There were 29 households, of which 31.0% had children under the age of 18 living with them, 41.4% were married couples living together, 3.4% had a female householder with no husband present, 13.8% had a male householder with no wife present, and 41.4% were non-families. 41.4% of all households were made up of individuals, and 17.2% had someone living alone who was 65 years of age or older. The average household size was 2.24 and the average family size was 2.88.

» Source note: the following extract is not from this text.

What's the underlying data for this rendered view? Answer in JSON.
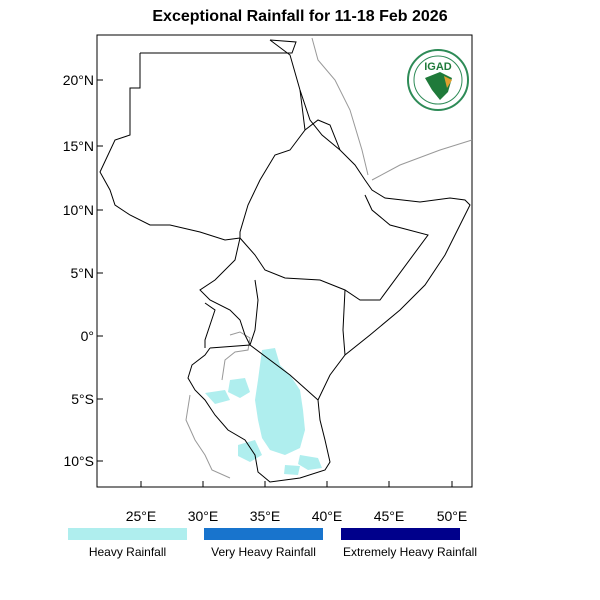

The median age in the city was 38.5 years. 24.6% of residents were under the age of 18; 4.6% were between the ages of 18 and 24; 23% were from 25 to 44; 33.9% were from 45 to 64; and 13.8% were 65 years of age or older. The gender makeup of the city was 53.8% male and 46.2% female.

===2000 census===
As of the census of 2000, there were 71 people, 28 households, and 19 families living in the city. The population density was 71.0 PD/sqmi. There were 34 housing units at an average density of 34.0 /sqmi. The racial makeup of the city was 98.59% White, and 1.41% from two or more races.

There were 28 households, out of which 28.6% had children under the age of 18 living with them, 42.9% were married couples living together, 17.9% had a female householder with no husband present, and 28.6% were non-families. 28.6% of all households were made up of individuals, and 10.7% had someone living alone who was 65 years of age or older. The average household size was 2.54 and the average family size was 3.00.

In the city, the population was spread out, with 19.7% under the age of 18, 11.3% from 18 to 24, 32.4% from 25 to 44, 18.3% from 45 to 64, and 18.3% who were 65 years of age or older. The median age was 40 years. For every 100 females, there were 129.0 males. For every 100 females age 18 and over, there were 128.0 males.

The median income for a household in the city was $38,750, and the median income for a family was $38,750. Males had a median income of $37,250 versus $11,250 for females. The per capita income for the city was $14,324. There were no families and 2.7% of the population living below the poverty line, including no under eighteens and none of those over 64.

==Education==
The local school district is East Central Schools.